Wildfires threaten human lives, destroy infrastructure, disrupt economic activity, and damage ecosystem services. A record-breaking gigafire event ravaged the western United States (USA) in mid-September 2020, burning 1.2 million acres (4,900 km2) in Oregon and California, and resulting in severe smoke pollution with daily fine particulate matter (PM2.5) concentrations over 300 µg/m3 for multiple days in many cities. Although previous studies have shown that regional warming escalates wildfire in the western USA, such an unprecedented fire cannot be explained by climate variability alone. Here we show that the synoptic-scale feedback between the wildfires and weather played an unexpectedly important role in accelerating the spread of this fire and also trapped pollutants in the shallow boundary layer over valley cities.

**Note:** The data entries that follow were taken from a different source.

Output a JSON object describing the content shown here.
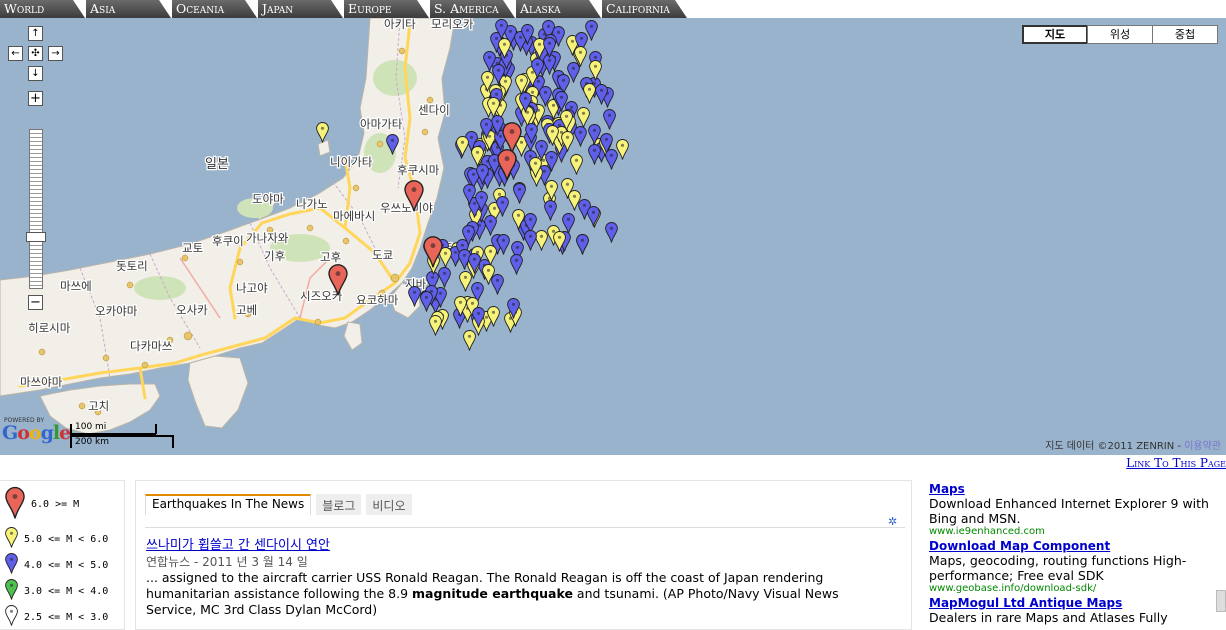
{
  "region_tabs": [
    "World",
    "Asia",
    "Oceania",
    "Japan",
    "Europe",
    "S. America",
    "Alaska",
    "California"
  ],
  "map": {
    "type_buttons": [
      {
        "label": "지도",
        "active": true
      },
      {
        "label": "위성",
        "active": false
      },
      {
        "label": "중첩",
        "active": false
      }
    ],
    "controls": {
      "pan_up": "↑",
      "pan_left": "←",
      "pan_center": "✣",
      "pan_right": "→",
      "pan_down": "↓",
      "zoom_in": "+",
      "zoom_out": "−"
    },
    "powered_by": "POWERED BY",
    "logo": "Google",
    "scale": {
      "mi": "100 mi",
      "km": "200 km"
    },
    "copyright": "지도 데이터 ©2011 ZENRIN - ",
    "terms": "이용약관",
    "place_labels": [
      "아키타",
      "모리오카",
      "아마가타",
      "센다이",
      "니이가타",
      "후쿠시마",
      "도야마",
      "나가노",
      "우쓰노미야",
      "마에바시",
      "후쿠이",
      "가나자와",
      "기후",
      "도쿄",
      "고후",
      "시즈오카",
      "요코하마",
      "교토",
      "오사카",
      "고베",
      "나고야",
      "히로시마",
      "오카야마",
      "다카마쓰",
      "마쓰야마",
      "고치",
      "돗토리",
      "마쓰에",
      "일본",
      "미토",
      "지바"
    ],
    "colors": {
      "water": "#99b3cc",
      "land": "#f2efe9",
      "road": "#ffd55a",
      "red": "#e9655a",
      "yellow": "#f7f37a",
      "blue": "#5f5fe9",
      "green": "#4ec04e",
      "white": "#ffffff"
    }
  },
  "link_to_page": "Link To This Page",
  "legend": [
    {
      "label": "6.0 >= M",
      "color": "red"
    },
    {
      "label": "5.0 <= M < 6.0",
      "color": "yellow"
    },
    {
      "label": "4.0 <= M < 5.0",
      "color": "blue"
    },
    {
      "label": "3.0 <= M < 4.0",
      "color": "green"
    },
    {
      "label": "2.5 <= M < 3.0",
      "color": "white"
    }
  ],
  "news": {
    "tabs": [
      {
        "label": "Earthquakes In The News",
        "active": true
      },
      {
        "label": "블로그",
        "active": false
      },
      {
        "label": "비디오",
        "active": false
      }
    ],
    "headline": "쓰나미가 휩쓸고 간 센다이시 연안",
    "source": "연합뉴스",
    "date": " - 2011 년 3 월 14 일",
    "body_start": "... assigned to the aircraft carrier USS Ronald Reagan. The Ronald Reagan is off the coast of Japan rendering humanitarian assistance following the 8.9 ",
    "body_bold": "magnitude earthquake",
    "body_end": " and tsunami. (AP Photo/Navy Visual News Service, MC 3rd Class Dylan McCord)"
  },
  "ads": [
    {
      "title": "Maps",
      "body": "Download Enhanced Internet Explorer 9 with Bing and MSN.",
      "url": "www.ie9enhanced.com"
    },
    {
      "title": "Download Map Component",
      "body": "Maps, geocoding, routing functions High-performance; Free eval SDK",
      "url": "www.geobase.info/download-sdk/"
    },
    {
      "title": "MapMogul Ltd Antique Maps",
      "body": "Dealers in rare Maps and Atlases Fully",
      "url": ""
    }
  ]
}
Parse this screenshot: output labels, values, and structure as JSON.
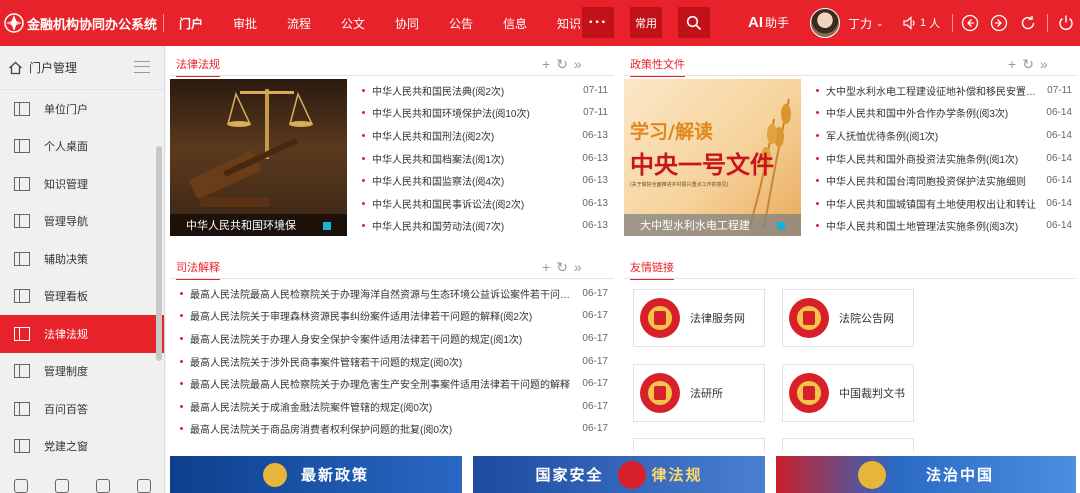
{
  "app": {
    "title": "金融机构协同办公系统"
  },
  "nav": {
    "items": [
      "门户",
      "审批",
      "流程",
      "公文",
      "协同",
      "公告",
      "信息",
      "知识"
    ],
    "more": "···",
    "common": "常用"
  },
  "header": {
    "ai_prefix": "AI",
    "ai_label": "助手",
    "user_name": "丁力",
    "online_count": "1",
    "online_unit": "人"
  },
  "sidebar": {
    "title": "门户管理",
    "items": [
      "单位门户",
      "个人桌面",
      "知识管理",
      "管理导航",
      "辅助决策",
      "管理看板",
      "法律法规",
      "管理制度",
      "百问百答",
      "党建之窗"
    ],
    "active_index": 6
  },
  "panels": {
    "law": {
      "title": "法律法规",
      "image_caption": "中华人民共和国环境保",
      "rows": [
        {
          "title": "中华人民共和国民法典(阅2次)",
          "date": "07-11"
        },
        {
          "title": "中华人民共和国环境保护法(阅10次)",
          "date": "07-11"
        },
        {
          "title": "中华人民共和国刑法(阅2次)",
          "date": "06-13"
        },
        {
          "title": "中华人民共和国档案法(阅1次)",
          "date": "06-13"
        },
        {
          "title": "中华人民共和国监察法(阅4次)",
          "date": "06-13"
        },
        {
          "title": "中华人民共和国民事诉讼法(阅2次)",
          "date": "06-13"
        },
        {
          "title": "中华人民共和国劳动法(阅7次)",
          "date": "06-13"
        }
      ]
    },
    "policy": {
      "title": "政策性文件",
      "image_line1": "学习/解读",
      "image_line2": "中央一号文件",
      "image_small": "(关于做好全面推进乡村振兴重点工作的意见)",
      "image_caption": "大中型水利水电工程建",
      "rows": [
        {
          "title": "大中型水利水电工程建设征地补偿和移民安置条例",
          "date": "07-11"
        },
        {
          "title": "中华人民共和国中外合作办学条例(阅3次)",
          "date": "06-14"
        },
        {
          "title": "军人抚恤优待条例(阅1次)",
          "date": "06-14"
        },
        {
          "title": "中华人民共和国外商投资法实施条例(阅1次)",
          "date": "06-14"
        },
        {
          "title": "中华人民共和国台湾同胞投资保护法实施细则",
          "date": "06-14"
        },
        {
          "title": "中华人民共和国城镇国有土地使用权出让和转让",
          "date": "06-14"
        },
        {
          "title": "中华人民共和国土地管理法实施条例(阅3次)",
          "date": "06-14"
        }
      ]
    },
    "judicial": {
      "title": "司法解释",
      "rows": [
        {
          "title": "最高人民法院最高人民检察院关于办理海洋自然资源与生态环境公益诉讼案件若干问题的规定",
          "date": "06-17"
        },
        {
          "title": "最高人民法院关于审理森林资源民事纠纷案件适用法律若干问题的解释(阅2次)",
          "date": "06-17"
        },
        {
          "title": "最高人民法院关于办理人身安全保护令案件适用法律若干问题的规定(阅1次)",
          "date": "06-17"
        },
        {
          "title": "最高人民法院关于涉外民商事案件管辖若干问题的规定(阅0次)",
          "date": "06-17"
        },
        {
          "title": "最高人民法院最高人民检察院关于办理危害生产安全刑事案件适用法律若干问题的解释",
          "date": "06-17"
        },
        {
          "title": "最高人民法院关于成渝金融法院案件管辖的规定(阅0次)",
          "date": "06-17"
        },
        {
          "title": "最高人民法院关于商品房消费者权利保护问题的批复(阅0次)",
          "date": "06-17"
        }
      ]
    },
    "links": {
      "title": "友情链接",
      "items": [
        "法律服务网",
        "法院公告网",
        "法研所",
        "中国裁判文书"
      ]
    }
  },
  "banners": [
    "最新政策",
    "国家安全",
    "律法规",
    "法治中国"
  ],
  "colors": {
    "brand": "#e8222a",
    "brand_dark": "#c3111a"
  }
}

Specifically, we find that aerosol-radiation interaction of the smoke plumes over the Cascade Mountains enhanced the downslope winds and weakened the moisture transport, thereby forming a positive feedback loop that amplified the fires and contributed to ~54% of estimated air-pollution related deaths. Our study underscores the complexity of the Earth system and the importance of understanding fundamental mechanisms to effectively mitigate disaster risks in a changing climate.